Sonora Jha's book is a coming-of-age story, but not in the way that the reader is used to. It traces the journey of an almost fifty-five-year-old on a quest to find love again through a swayamvar, having married and divorced twice. She married outside her community the first time and outside her race the second; there is thus no overt traditionality involved in the protagonist's life. Yet, her decision to hold a swayamvar — a 'marriage competition', if you will, that is largely attributed to lore in the modern world — the third time around gives a sense of 'going back' to a certain kind of traditional imagination. The act of love here seems to be a choice, a very performative act of choice of garlanding the best suitor, but the understanding is that fate, rather than feat, will end up ministrating.

The treatment of disability also has a unique flavour in the book.
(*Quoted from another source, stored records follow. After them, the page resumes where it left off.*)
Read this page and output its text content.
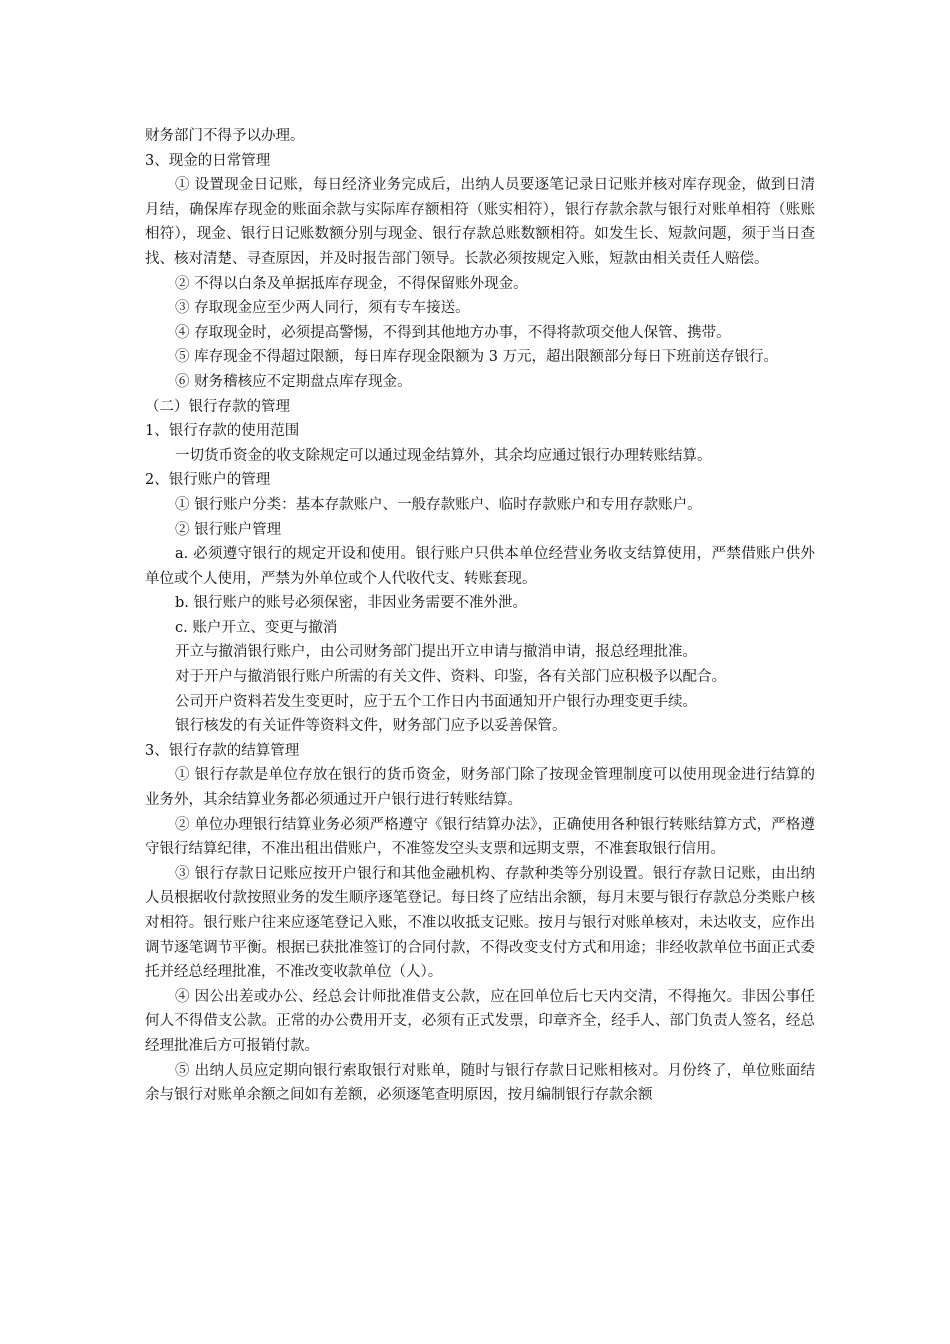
财务部门不得予以办理。

3、现金的日常管理

① 设置现金日记账，每日经济业务完成后，出纳人员要逐笔记录日记账并核对库存现金，做到日清月结，确保库存现金的账面余款与实际库存额相符（账实相符），银行存款余款与银行对账单相符（账账相符），现金、银行日记账数额分别与现金、银行存款总账数额相符。如发生长、短款问题，须于当日查找、核对清楚、寻查原因，并及时报告部门领导。长款必须按规定入账，短款由相关责任人赔偿。

② 不得以白条及单据抵库存现金，不得保留账外现金。

③ 存取现金应至少两人同行，须有专车接送。

④ 存取现金时，必须提高警惕，不得到其他地方办事，不得将款项交他人保管、携带。

⑤ 库存现金不得超过限额，每日库存现金限额为 3 万元，超出限额部分每日下班前送存银行。

⑥ 财务稽核应不定期盘点库存现金。

（二）银行存款的管理

1、银行存款的使用范围

一切货币资金的收支除规定可以通过现金结算外，其余均应通过银行办理转账结算。

2、银行账户的管理

① 银行账户分类：基本存款账户、一般存款账户、临时存款账户和专用存款账户。

② 银行账户管理

a. 必须遵守银行的规定开设和使用。银行账户只供本单位经营业务收支结算使用，严禁借账户供外单位或个人使用，严禁为外单位或个人代收代支、转账套现。

b. 银行账户的账号必须保密，非因业务需要不准外泄。

c. 账户开立、变更与撤消

开立与撤消银行账户，由公司财务部门提出开立申请与撤消申请，报总经理批准。

对于开户与撤消银行账户所需的有关文件、资料、印鉴，各有关部门应积极予以配合。

公司开户资料若发生变更时，应于五个工作日内书面通知开户银行办理变更手续。

银行核发的有关证件等资料文件，财务部门应予以妥善保管。

3、银行存款的结算管理

① 银行存款是单位存放在银行的货币资金，财务部门除了按现金管理制度可以使用现金进行结算的业务外，其余结算业务都必须通过开户银行进行转账结算。

② 单位办理银行结算业务必须严格遵守《银行结算办法》，正确使用各种银行转账结算方式，严格遵守银行结算纪律，不准出租出借账户，不准签发空头支票和远期支票，不准套取银行信用。

③ 银行存款日记账应按开户银行和其他金融机构、存款种类等分别设置。银行存款日记账，由出纳人员根据收付款按照业务的发生顺序逐笔登记。每日终了应结出余额，每月末要与银行存款总分类账户核对相符。银行账户往来应逐笔登记入账，不准以收抵支记账。按月与银行对账单核对，未达收支，应作出调节逐笔调节平衡。根据已获批准签订的合同付款，不得改变支付方式和用途；非经收款单位书面正式委托并经总经理批准，不准改变收款单位（人）。

④ 因公出差或办公、经总会计师批准借支公款，应在回单位后七天内交清，不得拖欠。非因公事任何人不得借支公款。正常的办公费用开支，必须有正式发票，印章齐全，经手人、部门负责人签名，经总经理批准后方可报销付款。

⑤ 出纳人员应定期向银行索取银行对账单，随时与银行存款日记账相核对。月份终了，单位账面结余与银行对账单余额之间如有差额，必须逐笔查明原因，按月编制银行存款余额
There are moments of depth; the handling of the lived experiences of the protagonist as a person with leg-muscle atrophy due to polio is thoughtful. However, the disability is not all-encompassing. For the protagonist, it is her companion; something that moves with her, lives with her, colours her experiences but doesn't taint her spirit. It doesn't define who she is. The houseboat in which she lives, unsteady and whimsical as it is, becomes, ironically, symbolic of her steadiness — in life and in limb.
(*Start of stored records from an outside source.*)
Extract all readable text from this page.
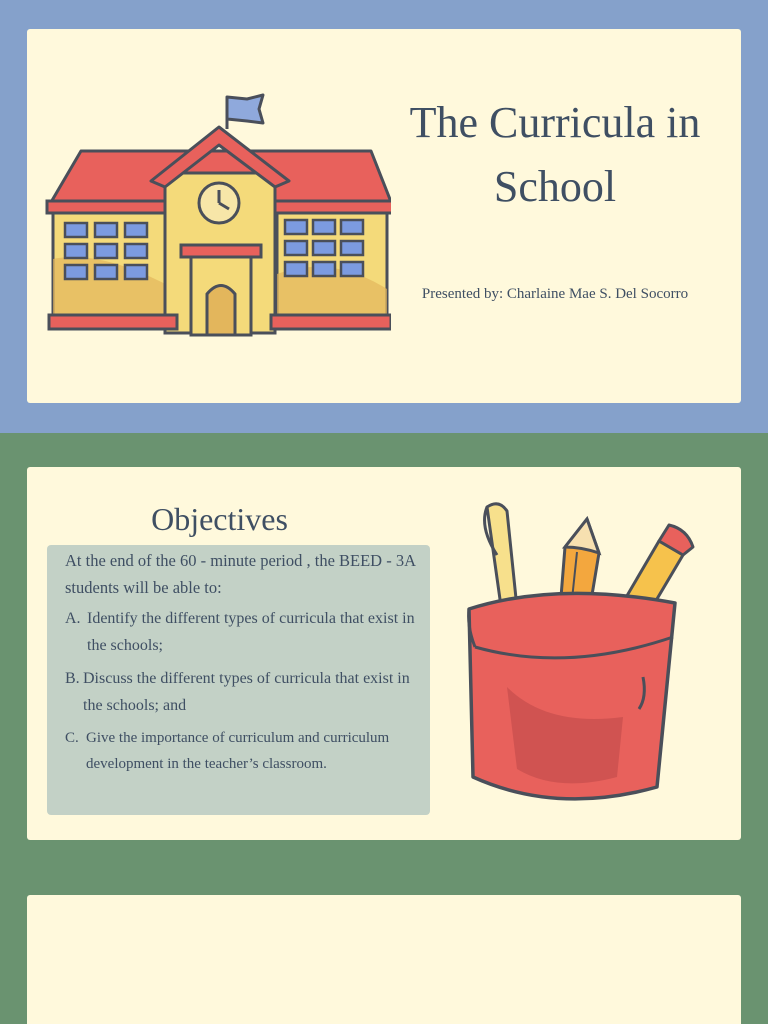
The Curricula in School

Presented by: Charlaine Mae S. Del Socorro

Objectives

At the end of the 60 - minute period , the BEED - 3A students will be able to:

A. Identify the different types of curricula that exist in the schools;
B. Discuss the different types of curricula that exist in the schools; and
C. Give the importance of curriculum and curriculum development in the teacher’s classroom.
Jha composes her modern-day tale — the protagonist is a sociology professor in Seattle who writes on masculinity, travels around the world, and is overall an independent and socially mobile American — to follow the epic schema, with flashbacks, curses, digressions to accommodate different storylines, random meetings with god-like beings, and such. But it feels like parts of the plot exist particularly to emphasise this without serving much purpose otherwise. Some supernatural elements are introduced to drive home the point about the interplay between the contemporary and the past. But it is actually the more humane, the everyday parts of the book that shine. Which is why the protagonist's best friend, Cat, emerges as a much more interesting character than, say, the ethereal, philosophically-inclined woman she meets on the bus.
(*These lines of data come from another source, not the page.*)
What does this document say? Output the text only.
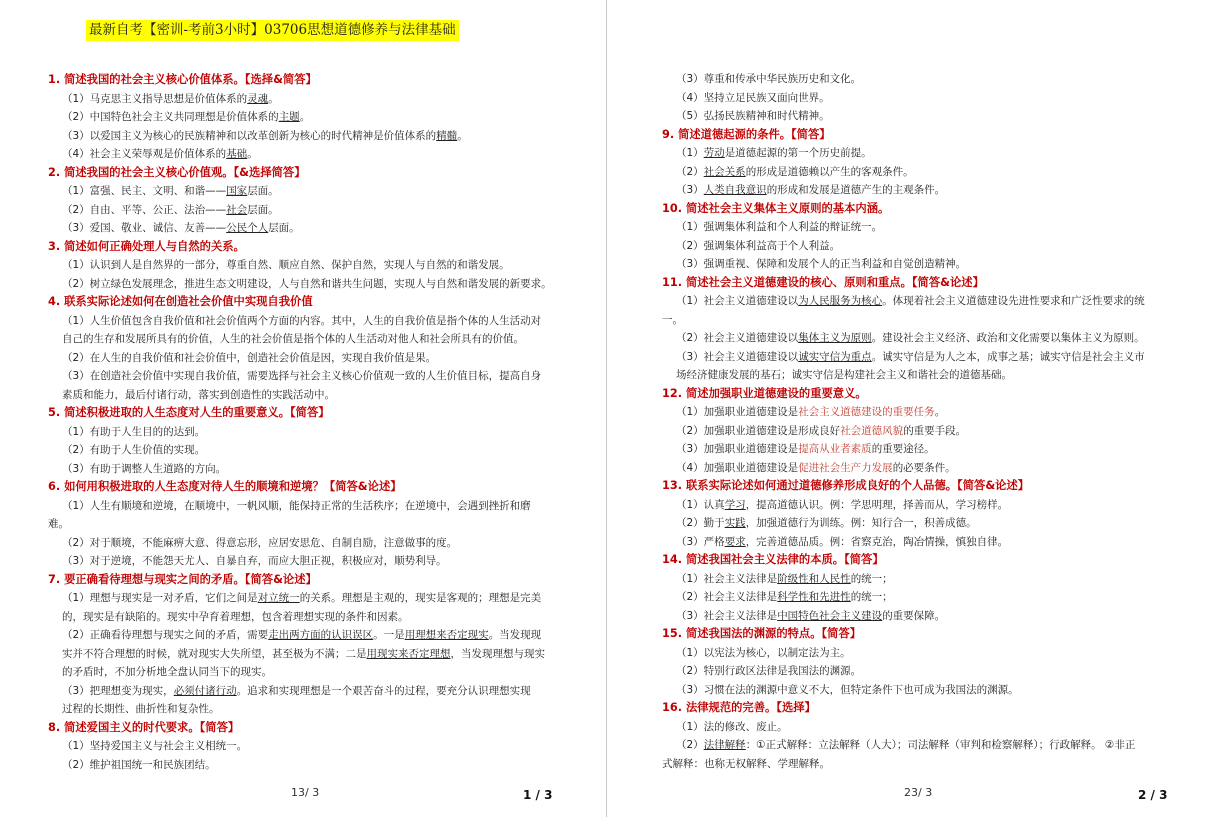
最新自考【密训-考前3小时】03706思想道德修养与法律基础
1. 简述我国的社会主义核心价值体系。【选择&简答】
（1）马克思主义指导思想是价值体系的灵魂。
（2）中国特色社会主义共同理想是价值体系的主题。
（3）以爱国主义为核心的民族精神和以改革创新为核心的时代精神是价值体系的精髓。
（4）社会主义荣辱观是价值体系的基础。
2. 简述我国的社会主义核心价值观。【&选择简答】
（1）富强、民主、文明、和谐——国家层面。
（2）自由、平等、公正、法治——社会层面。
（3）爱国、敬业、诚信、友善——公民个人层面。
3. 简述如何正确处理人与自然的关系。
（1）认识到人是自然界的一部分，尊重自然、顺应自然、保护自然，实现人与自然的和谐发展。
（2）树立绿色发展理念，推进生态文明建设，人与自然和谐共生问题，实现人与自然和谐发展的新要求。
4. 联系实际论述如何在创造社会价值中实现自我价值
（1）人生价值包含自我价值和社会价值两个方面的内容。其中，人生的自我价值是指个体的人生活动对
自己的生存和发展所具有的价值，人生的社会价值是指个体的人生活动对他人和社会所具有的价值。
（2）在人生的自我价值和社会价值中，创造社会价值是因，实现自我价值是果。
（3）在创造社会价值中实现自我价值，需要选择与社会主义核心价值观一致的人生价值目标，提高自身
素质和能力，最后付诸行动，落实到创造性的实践活动中。
5. 简述积极进取的人生态度对人生的重要意义。【简答】
（1）有助于人生目的的达到。
（2）有助于人生价值的实现。
（3）有助于调整人生道路的方向。
6. 如何用积极进取的人生态度对待人生的顺境和逆境？【简答&论述】
（1）人生有顺境和逆境，在顺境中，一帆风顺，能保持正常的生活秩序；在逆境中，会遇到挫折和磨
难。
（2）对于顺境，不能麻痹大意、得意忘形，应居安思危、自制自励，注意做事的度。
（3）对于逆境，不能怨天尤人、自暴自弃，而应大胆正视，积极应对，顺势利导。
7. 要正确看待理想与现实之间的矛盾。【简答&论述】
（1）理想与现实是一对矛盾，它们之间是对立统一的关系。理想是主观的，现实是客观的；理想是完美
的，现实是有缺陷的。现实中孕育着理想，包含着理想实现的条件和因素。
（2）正确看待理想与现实之间的矛盾，需要走出两方面的认识误区。一是用理想来否定现实。当发现现
实并不符合理想的时候，就对现实大失所望，甚至极为不满；二是用现实来否定理想，当发现理想与现实
的矛盾时，不加分析地全盘认同当下的现实。
（3）把理想变为现实，必须付诸行动。追求和实现理想是一个艰苦奋斗的过程，要充分认识理想实现
过程的长期性、曲折性和复杂性。
8. 简述爱国主义的时代要求。【简答】
（1）坚持爱国主义与社会主义相统一。
（2）维护祖国统一和民族团结。
13/ 3	1 / 3
（3）尊重和传承中华民族历史和文化。
（4）坚持立足民族又面向世界。
（5）弘扬民族精神和时代精神。
9. 简述道德起源的条件。【简答】
（1）劳动是道德起源的第一个历史前提。
（2）社会关系的形成是道德赖以产生的客观条件。
（3）人类自我意识的形成和发展是道德产生的主观条件。
10. 简述社会主义集体主义原则的基本内涵。
（1）强调集体利益和个人利益的辩证统一。
（2）强调集体利益高于个人利益。
（3）强调重视、保障和发展个人的正当利益和自觉创造精神。
11. 简述社会主义道德建设的核心、原则和重点。【简答&论述】
（1）社会主义道德建设以为人民服务为核心。体现着社会主义道德建设先进性要求和广泛性要求的统
一。
（2）社会主义道德建设以集体主义为原则。建设社会主义经济、政治和文化需要以集体主义为原则。
（3）社会主义道德建设以诚实守信为重点。诚实守信是为人之本，成事之基；诚实守信是社会主义市
场经济健康发展的基石；诚实守信是构建社会主义和谐社会的道德基础。
12. 简述加强职业道德建设的重要意义。
（1）加强职业道德建设是社会主义道德建设的重要任务。
（2）加强职业道德建设是形成良好社会道德风貌的重要手段。
（3）加强职业道德建设是提高从业者素质的重要途径。
（4）加强职业道德建设是促进社会生产力发展的必要条件。
13. 联系实际论述如何通过道德修养形成良好的个人品德。【简答&论述】
（1）认真学习，提高道德认识。例：学思明理，择善而从，学习榜样。
（2）勤于实践，加强道德行为训练。例：知行合一，积善成德。
（3）严格要求，完善道德品质。例：省察克治，陶冶情操，慎独自律。
14. 简述我国社会主义法律的本质。【简答】
（1）社会主义法律是阶级性和人民性的统一；
（2）社会主义法律是科学性和先进性的统一；
（3）社会主义法律是中国特色社会主义建设的重要保障。
15. 简述我国法的渊源的特点。【简答】
（1）以宪法为核心，以制定法为主。
（2）特别行政区法律是我国法的渊源。
（3）习惯在法的渊源中意义不大，但特定条件下也可成为我国法的渊源。
16. 法律规范的完善。【选择】
（1）法的修改、废止。
（2）法律解释：①正式解释：立法解释（人大）；司法解释（审判和检察解释）；行政解释。 ②非正
式解释：也称无权解释、学理解释。
23/ 3	2 / 3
There is a strange current of exoticisation that runs throughout the book. The protagonist seems to perpetually be looking through gold-tinted glasses, turning everything soft, diffused, Ghibliesque. Sometimes, it works; her experience at a dance studio where she finds herself drawn to the rhythm yet is unable to match it due to her injuries makes for a deeply intimate rumination. At other times, it is a tad disconcerting. None of the people she meets seems real, three-dimensional. In that way, the most flesh-and-blood character that emerges from the narrative, apart from the protagonist herself, is Paul, who appears only at the very end of the book. His letter is perhaps the most touching part of Intemperance. Its subtlety truly tempers an otherwise wildly dramatic book. To be fair, the reader had been warned by the title.